The strongest pull in At Home's top 10 is Lane Bryant at 0.89 — a women's apparel retailer, not another home goods store — and no other Home Goods and Furnishings entity appears anywhere in the top 10.
The shape is broad: scores run from 0.89 down to 0.81 across ten neighbors with no sharp drop-off, and the neighbor set spans six distinct categories. The subcategory mix tells the real story. Apparel accounts for two slots — Lane Bryant (0.89, Women's Apparel) and Jared The Galleria of Jewelry (0.83, Jewelry and Accessories) — while Automotive contributes two more: Maintenance & Repair Services (0.85) and Batteries Plus Bulbs (0.82).
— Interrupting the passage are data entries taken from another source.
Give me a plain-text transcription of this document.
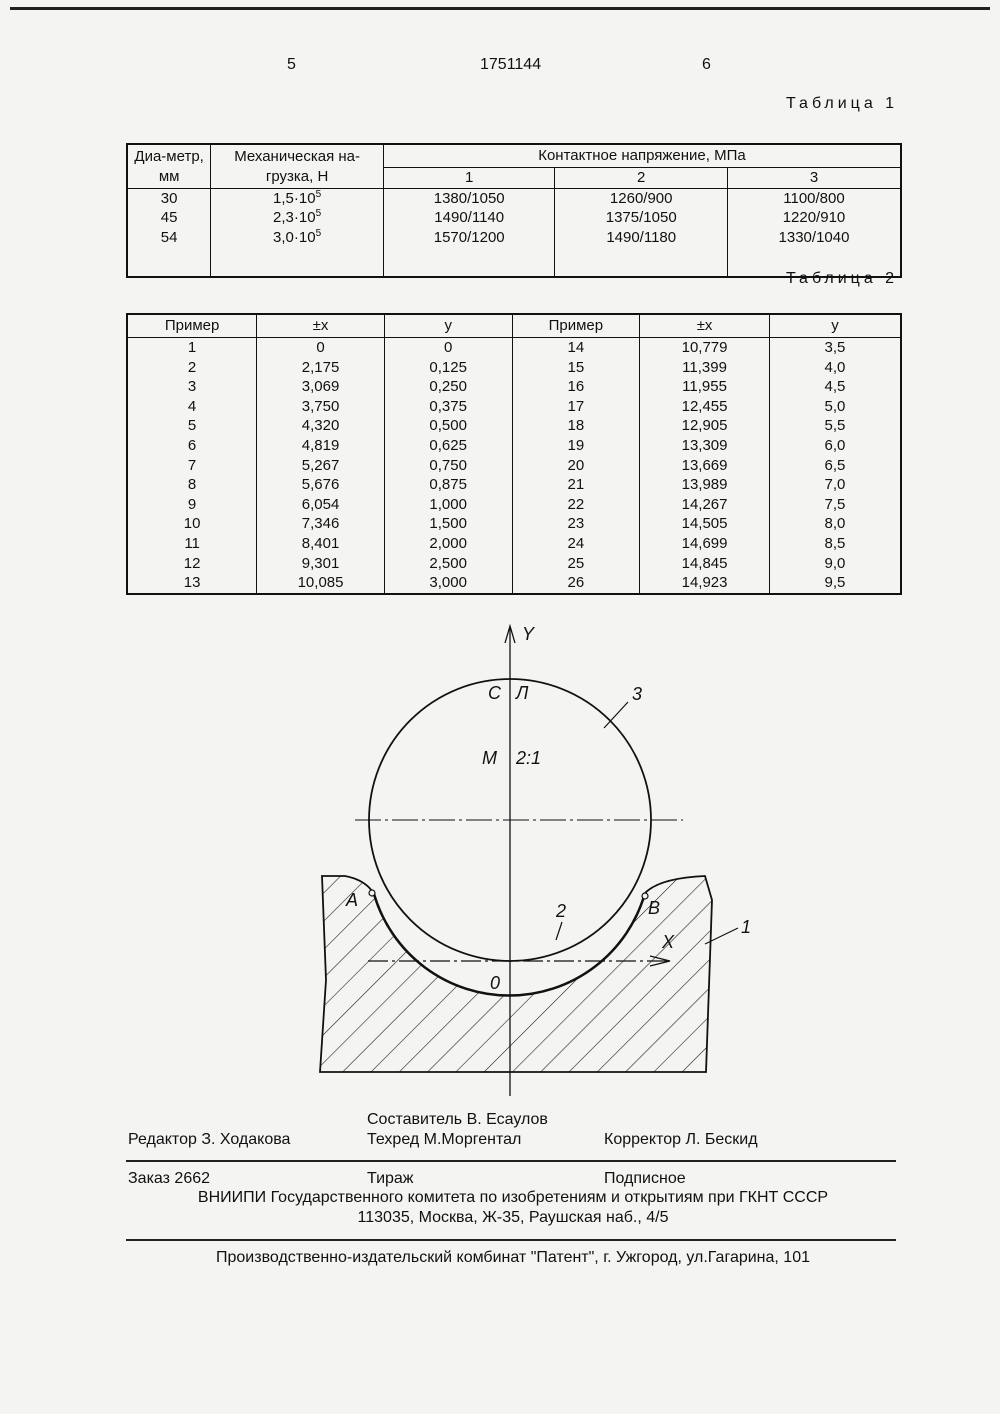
5	1751144	6
Таблица 1
Диа-метр, мм	Механическая на-грузка, Н	Контактное напряжение, МПа		
		1	2	3
30	$1,5\cdot 10^5$	1380/1050	1260/900	1100/800
45	$2,3\cdot 10^5$	1490/1140	1375/1050	1220/910
54	$3,0\cdot 10^5$	1570/1200	1490/1180	1330/1040

Таблица 2
Пример	±x	y	Пример	±x	y
1	0	0	14	10,779	3,5
2	2,175	0,125	15	11,399	4,0
3	3,069	0,250	16	11,955	4,5
4	3,750	0,375	17	12,455	5,0
5	4,320	0,500	18	12,905	5,5
6	4,819	0,625	19	13,309	6,0
7	5,267	0,750	20	13,669	6,5
8	5,676	0,875	21	13,989	7,0
9	6,054	1,000	22	14,267	7,5
10	7,346	1,500	23	14,505	8,0
11	8,401	2,000	24	14,699	8,5
12	9,301	2,500	25	14,845	9,0
13	10,085	3,000	26	14,923	9,5
Y
С Л	3
М 2:1
А	В
2
X
1
0
Составитель В. Есаулов
Редактор З. Ходакова	Техред М.Моргентал	Корректор Л. Бескид
Заказ 2662	Тираж	Подписное
ВНИИПИ Государственного комитета по изобретениям и открытиям при ГКНТ СССР
113035, Москва, Ж-35, Раушская наб., 4/5
Производственно-издательский комбинат "Патент", г. Ужгород, ул.Гагарина, 101
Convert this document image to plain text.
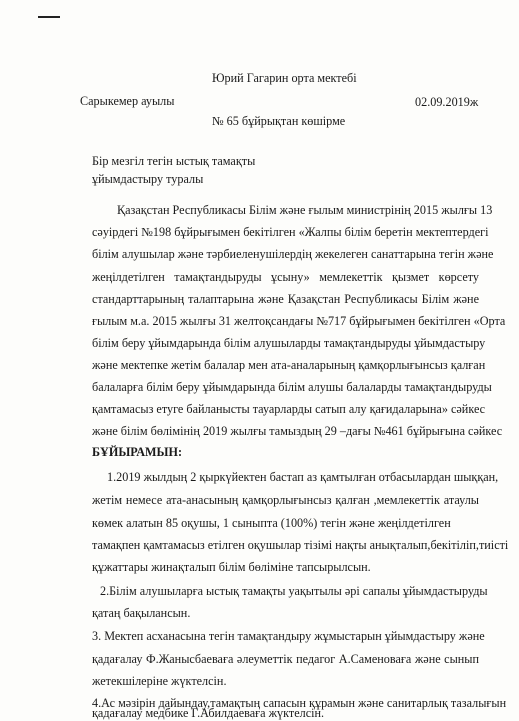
Юрий Гагарин орта мектебі
Сарыкемер ауылы	02.09.2019ж
№ 65 бұйрықтан көшірме
Бір мезгіл тегін ыстық тамақты
ұйымдастыру туралы
Қазақстан Республикасы Білім және ғылым министрінің 2015 жылғы 13
сәуірдегі №198 бұйрығымен бекітілген «Жалпы білім беретін мектептердегі
білім алушылар және тәрбиеленушілердің жекелеген санаттарына тегін және
жеңілдетілген тамақтандыруды ұсыну» мемлекеттік қызмет көрсету
стандарттарының талаптарына және Қазақстан Республикасы Білім және
ғылым м.а. 2015 жылғы 31 желтоқсандағы №717 бұйрығымен бекітілген «Орта
білім беру ұйымдарында білім алушыларды тамақтандыруды ұйымдастыру
және мектепке жетім балалар мен ата-аналарының қамқорлығынсыз қалған
балаларға білім беру ұйымдарында білім алушы балаларды тамақтандыруды
қамтамасыз етуге байланысты тауарларды сатып алу қағидаларына» сәйкес
және білім бөлімінің 2019 жылғы тамыздың 29 –дағы №461 бұйрығына сәйкес
БҰЙЫРАМЫН:
1.2019 жылдың 2 қыркүйектен бастап аз қамтылған отбасылардан шыққан,
жетім немесе ата-анасының қамқорлығынсыз қалған ,мемлекеттік атаулы
көмек алатын 85 оқушы, 1 сыныпта (100%) тегін және жеңілдетілген
тамақпен қамтамасыз етілген оқушылар тізімі нақты анықталып,бекітіліп,тиісті
құжаттары жинақталып білім бөліміне тапсырылсын.
2.Білім алушыларға ыстық тамақты уақытылы әрі сапалы ұйымдастыруды
қатаң бақылансын.
3. Мектеп асханасына тегін тамақтандыру жұмыстарын ұйымдастыру және
қадағалау Ф.Жанысбаеваға әлеуметтік педагог А.Саменоваға және сынып
жетекшілеріне жүктелсін.
4.Ас мәзірін дайындау,тамақтың сапасын құрамын және санитарлық тазалығын
қадағалау медбике Г.Абилдаеваға жүктелсін.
The remaining six neighbors are drawn from Entertainment Centers (Urban Air Trampoline Park, 0.84), Thrift Stores (Plato's Closet, 0.82), Hobbies Gifts and Crafts (Kirkland's, 0.82), Pet Care (Camp Bow Wow, 0.82), Hair Salons (Hair Cuttery, 0.81), and QSR (Chick-fil-A, 0.81). This is a cross-kind pattern in full: the audience that shops At Home looks compositionally like the audiences of automotive service shops, women's clothing retailers, family entertainment venues, and quick-service restaurants — not like the audiences of other home goods or furniture stores.
The breadth and category diversity of these neighbors point to an audience defined less by a single retail vertical than by a wide set of everyday, family-oriented consumption habits.